Politische Beteiligungsinitiative / Democracy in Motion / PROTERRA
BÜRGERBETEILIGUNGSKONZEPT HANNOVER
Di., 31 März 2020Bürgerbeteiligungskonzept Hannover
Präambel
Die Landeshauptstadt Hannover hat seit den siebziger Jahren große Erfahrung mit effektiver Bürgerbeteiligung. Demokratie ist aber in ständiger Bewegung. Die Beteiligung aller Einwohnerinnen und Einwohner soll zukünftig ein selbstverständlicher Teil der politischen Meinungs- und Entscheidungsfindung sein. Dazu fehlt bisher ein Rahmen, der die Zivilgesellschaft und die Einwohnerinnen und Einwohner eng mit den Entscheidungsgremien der Stadt und der Bezirke verknüpft.
Demokratische kommunale Beteiligungsprozesse brauchen Zeit und Raum. Nur über etwas, was gehört, verstanden und bedacht wurde, können Menschen sich austauschen und dazu verantwortlich Ja oder Nein sagen. Um eine möglichst vielfältige Beteiligung der Einwohnerinnen und Einwohner zu gewährleisten, bedarf es neben klaren Regeln einer vertrauensvollen Atmosphäre und einer entsprechenden Haltung aller Beteiligten:
Für das Gelingen des Prozesses tragen alle Beteiligten gemeinsam die Verantwortung. Damit sich auch bei unterschiedlichen Interessen eine vertrauensvolle Zusammenarbeit entwickeln kann, verständigen sich die Akteure auf einen Umgang auf „Augenhöhe“, das heißt Wertschätzung, Akzeptanz, Offenheit, Toleranz und Fairness. Die Abwägung im Sinne des Gemeinwohls, unterschiedliche Überzeugungen und die Diskussion von Handlungsalternativen sind kontinuierlich Gegenstand von Beteiligungsprozessen. In allen Phasen achten die Beteiligten darauf, dass die Ergebnisse von allen respektiert werden, um auf einer gemeinsamen Basis weiterarbeiten zu können.

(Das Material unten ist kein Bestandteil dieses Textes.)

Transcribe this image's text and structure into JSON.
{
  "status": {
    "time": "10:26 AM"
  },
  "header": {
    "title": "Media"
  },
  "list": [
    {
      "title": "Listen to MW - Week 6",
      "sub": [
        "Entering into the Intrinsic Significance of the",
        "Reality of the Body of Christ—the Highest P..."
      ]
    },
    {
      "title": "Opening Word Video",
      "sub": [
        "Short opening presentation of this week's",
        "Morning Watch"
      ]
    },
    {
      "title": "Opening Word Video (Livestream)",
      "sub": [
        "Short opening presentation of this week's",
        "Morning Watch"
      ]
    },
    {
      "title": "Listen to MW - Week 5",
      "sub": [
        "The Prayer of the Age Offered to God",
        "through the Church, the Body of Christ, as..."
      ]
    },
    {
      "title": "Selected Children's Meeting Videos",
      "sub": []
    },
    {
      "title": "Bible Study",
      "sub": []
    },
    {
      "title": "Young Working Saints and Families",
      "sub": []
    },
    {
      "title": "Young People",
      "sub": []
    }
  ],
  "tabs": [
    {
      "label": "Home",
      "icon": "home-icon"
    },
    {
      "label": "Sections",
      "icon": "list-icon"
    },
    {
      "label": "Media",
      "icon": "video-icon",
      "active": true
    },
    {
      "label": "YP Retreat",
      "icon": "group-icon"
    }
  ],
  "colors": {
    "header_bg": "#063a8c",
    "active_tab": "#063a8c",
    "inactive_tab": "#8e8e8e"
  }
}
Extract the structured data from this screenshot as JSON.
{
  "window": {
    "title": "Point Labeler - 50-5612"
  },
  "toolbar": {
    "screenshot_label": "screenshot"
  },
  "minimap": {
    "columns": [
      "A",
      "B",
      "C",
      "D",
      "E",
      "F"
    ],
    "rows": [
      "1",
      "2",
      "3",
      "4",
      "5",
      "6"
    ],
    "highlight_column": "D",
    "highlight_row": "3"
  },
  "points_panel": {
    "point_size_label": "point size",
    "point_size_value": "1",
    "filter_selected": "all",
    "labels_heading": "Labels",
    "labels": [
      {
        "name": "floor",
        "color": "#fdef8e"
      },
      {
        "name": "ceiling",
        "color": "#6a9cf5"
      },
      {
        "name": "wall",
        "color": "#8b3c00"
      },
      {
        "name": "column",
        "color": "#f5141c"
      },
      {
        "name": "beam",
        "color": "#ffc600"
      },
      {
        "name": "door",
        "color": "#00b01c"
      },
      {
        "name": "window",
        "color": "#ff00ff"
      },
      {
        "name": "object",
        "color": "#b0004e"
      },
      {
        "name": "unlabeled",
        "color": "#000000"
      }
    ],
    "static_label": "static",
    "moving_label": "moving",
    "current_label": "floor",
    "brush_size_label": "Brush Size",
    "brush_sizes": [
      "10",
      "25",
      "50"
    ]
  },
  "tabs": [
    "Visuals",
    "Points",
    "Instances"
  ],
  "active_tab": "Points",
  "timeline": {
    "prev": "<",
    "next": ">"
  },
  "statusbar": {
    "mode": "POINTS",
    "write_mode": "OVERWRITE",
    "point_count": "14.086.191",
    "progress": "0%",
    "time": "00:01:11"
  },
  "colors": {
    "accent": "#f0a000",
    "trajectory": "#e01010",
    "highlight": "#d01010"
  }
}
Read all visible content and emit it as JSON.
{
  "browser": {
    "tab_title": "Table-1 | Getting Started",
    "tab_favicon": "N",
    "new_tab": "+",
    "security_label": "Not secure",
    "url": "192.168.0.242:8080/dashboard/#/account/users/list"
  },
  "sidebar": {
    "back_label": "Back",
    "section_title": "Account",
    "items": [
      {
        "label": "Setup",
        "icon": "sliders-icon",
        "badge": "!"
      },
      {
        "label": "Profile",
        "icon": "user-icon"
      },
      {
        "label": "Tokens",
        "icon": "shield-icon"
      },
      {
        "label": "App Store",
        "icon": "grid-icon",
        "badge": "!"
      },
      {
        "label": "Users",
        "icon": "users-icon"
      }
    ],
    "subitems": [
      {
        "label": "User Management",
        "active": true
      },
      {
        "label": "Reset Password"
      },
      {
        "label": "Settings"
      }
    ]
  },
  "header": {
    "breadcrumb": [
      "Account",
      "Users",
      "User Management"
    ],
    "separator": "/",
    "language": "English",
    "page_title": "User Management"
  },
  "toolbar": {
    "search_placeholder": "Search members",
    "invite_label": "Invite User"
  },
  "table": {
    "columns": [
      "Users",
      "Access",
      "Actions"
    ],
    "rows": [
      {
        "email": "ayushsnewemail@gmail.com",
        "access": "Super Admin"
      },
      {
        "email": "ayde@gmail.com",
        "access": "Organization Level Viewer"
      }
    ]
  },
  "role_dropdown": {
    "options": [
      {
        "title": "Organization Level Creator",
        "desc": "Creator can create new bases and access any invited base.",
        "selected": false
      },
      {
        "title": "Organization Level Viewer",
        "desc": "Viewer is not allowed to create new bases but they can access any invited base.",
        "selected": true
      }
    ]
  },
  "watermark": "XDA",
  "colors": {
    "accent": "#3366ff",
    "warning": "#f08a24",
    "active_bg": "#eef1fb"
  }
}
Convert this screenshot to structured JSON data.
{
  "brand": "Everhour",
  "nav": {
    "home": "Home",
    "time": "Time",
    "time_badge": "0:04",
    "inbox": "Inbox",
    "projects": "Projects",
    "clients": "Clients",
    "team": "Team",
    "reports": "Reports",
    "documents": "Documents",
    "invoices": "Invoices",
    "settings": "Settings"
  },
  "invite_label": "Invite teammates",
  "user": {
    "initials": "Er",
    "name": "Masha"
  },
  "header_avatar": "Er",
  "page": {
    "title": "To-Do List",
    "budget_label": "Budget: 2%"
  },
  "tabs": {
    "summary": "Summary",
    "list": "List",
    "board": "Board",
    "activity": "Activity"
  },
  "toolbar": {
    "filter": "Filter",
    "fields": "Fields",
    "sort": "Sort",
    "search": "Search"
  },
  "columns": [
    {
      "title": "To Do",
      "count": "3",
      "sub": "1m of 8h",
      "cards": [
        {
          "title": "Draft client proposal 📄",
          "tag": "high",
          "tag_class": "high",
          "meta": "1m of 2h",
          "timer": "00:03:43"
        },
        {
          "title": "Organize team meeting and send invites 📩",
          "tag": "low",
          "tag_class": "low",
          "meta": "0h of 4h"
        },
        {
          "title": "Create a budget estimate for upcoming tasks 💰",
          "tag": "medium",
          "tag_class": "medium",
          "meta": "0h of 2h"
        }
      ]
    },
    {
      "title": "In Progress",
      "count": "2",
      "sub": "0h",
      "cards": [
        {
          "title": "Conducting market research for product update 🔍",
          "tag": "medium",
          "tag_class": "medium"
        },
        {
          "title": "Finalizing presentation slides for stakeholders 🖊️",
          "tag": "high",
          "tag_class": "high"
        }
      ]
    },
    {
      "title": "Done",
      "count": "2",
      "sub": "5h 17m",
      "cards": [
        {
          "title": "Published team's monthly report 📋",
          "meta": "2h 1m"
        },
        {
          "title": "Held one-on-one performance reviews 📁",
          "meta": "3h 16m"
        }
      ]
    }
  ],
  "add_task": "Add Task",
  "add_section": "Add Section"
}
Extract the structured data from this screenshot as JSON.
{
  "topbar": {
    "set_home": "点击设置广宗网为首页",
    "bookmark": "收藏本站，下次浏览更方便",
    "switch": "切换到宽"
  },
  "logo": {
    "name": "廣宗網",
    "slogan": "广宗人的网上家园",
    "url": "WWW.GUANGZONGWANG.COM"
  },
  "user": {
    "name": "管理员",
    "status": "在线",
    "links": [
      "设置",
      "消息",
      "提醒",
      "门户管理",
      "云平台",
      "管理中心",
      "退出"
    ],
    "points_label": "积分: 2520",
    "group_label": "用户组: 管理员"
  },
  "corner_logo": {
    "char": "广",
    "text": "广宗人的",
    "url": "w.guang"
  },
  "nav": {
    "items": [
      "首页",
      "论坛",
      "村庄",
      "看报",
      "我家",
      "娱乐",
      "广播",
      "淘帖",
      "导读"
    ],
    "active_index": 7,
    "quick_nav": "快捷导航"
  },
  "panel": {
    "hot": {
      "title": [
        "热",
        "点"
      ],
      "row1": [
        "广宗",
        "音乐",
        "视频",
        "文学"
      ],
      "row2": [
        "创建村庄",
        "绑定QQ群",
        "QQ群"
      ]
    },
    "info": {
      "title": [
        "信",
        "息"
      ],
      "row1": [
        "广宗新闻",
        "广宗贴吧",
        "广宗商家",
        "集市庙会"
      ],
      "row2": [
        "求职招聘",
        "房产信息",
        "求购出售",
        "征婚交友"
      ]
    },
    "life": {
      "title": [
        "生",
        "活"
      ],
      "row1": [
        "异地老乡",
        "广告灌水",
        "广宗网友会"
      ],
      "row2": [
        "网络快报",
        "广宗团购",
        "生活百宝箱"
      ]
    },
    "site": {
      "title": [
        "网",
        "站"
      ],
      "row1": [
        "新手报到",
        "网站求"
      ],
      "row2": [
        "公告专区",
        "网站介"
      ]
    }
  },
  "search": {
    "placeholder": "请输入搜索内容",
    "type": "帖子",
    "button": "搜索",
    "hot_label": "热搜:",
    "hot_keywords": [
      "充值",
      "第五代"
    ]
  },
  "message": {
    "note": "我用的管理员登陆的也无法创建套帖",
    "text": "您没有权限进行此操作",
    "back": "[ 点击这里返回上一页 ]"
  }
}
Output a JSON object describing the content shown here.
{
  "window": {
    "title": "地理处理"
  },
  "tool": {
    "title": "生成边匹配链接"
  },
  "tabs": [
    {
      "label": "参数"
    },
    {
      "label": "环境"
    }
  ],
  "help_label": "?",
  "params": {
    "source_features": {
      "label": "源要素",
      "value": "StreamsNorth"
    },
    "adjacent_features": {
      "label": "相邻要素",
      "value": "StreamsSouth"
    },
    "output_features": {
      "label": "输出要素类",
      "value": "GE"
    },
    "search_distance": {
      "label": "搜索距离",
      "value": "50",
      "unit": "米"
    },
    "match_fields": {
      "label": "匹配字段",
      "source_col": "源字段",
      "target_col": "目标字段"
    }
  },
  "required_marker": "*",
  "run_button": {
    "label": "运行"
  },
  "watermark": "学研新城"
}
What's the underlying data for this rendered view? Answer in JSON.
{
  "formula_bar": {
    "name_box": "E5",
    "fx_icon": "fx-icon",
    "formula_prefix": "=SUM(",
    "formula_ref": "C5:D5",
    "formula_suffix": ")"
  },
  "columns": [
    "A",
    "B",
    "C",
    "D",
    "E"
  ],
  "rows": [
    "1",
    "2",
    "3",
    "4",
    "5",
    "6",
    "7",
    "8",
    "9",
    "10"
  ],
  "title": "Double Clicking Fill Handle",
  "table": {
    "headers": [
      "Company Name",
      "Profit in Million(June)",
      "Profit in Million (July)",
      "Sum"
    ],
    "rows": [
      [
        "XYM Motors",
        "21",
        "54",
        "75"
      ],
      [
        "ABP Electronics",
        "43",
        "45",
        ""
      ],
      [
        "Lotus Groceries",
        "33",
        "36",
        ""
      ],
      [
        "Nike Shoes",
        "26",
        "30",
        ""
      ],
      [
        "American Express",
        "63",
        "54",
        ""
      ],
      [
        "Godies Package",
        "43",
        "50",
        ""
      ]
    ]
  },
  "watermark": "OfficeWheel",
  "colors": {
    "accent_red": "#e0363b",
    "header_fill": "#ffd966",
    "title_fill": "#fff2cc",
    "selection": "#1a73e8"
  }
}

Die hier dargelegten Grundsätze sind bindend für Mitarbeiterinnen und Mitarbeiter der Verwaltung bei der Entscheidung, der systematischen Planung, Durchführung, Auswertung und Dokumentation von Bürgerbeteiligungsverfahren. Sie bieten Orientierung für den Rat und die Öffentlichkeit sowie eine Anleitung, damit für jedes einzelne Verfahren ein individuelles Konzept entwickelt werden kann.
Ziel sind bestmögliche, für möglichst viele Einwohnerinnen und Einwohner akzeptable Entscheidungen im Sinne des Gemeinwohls.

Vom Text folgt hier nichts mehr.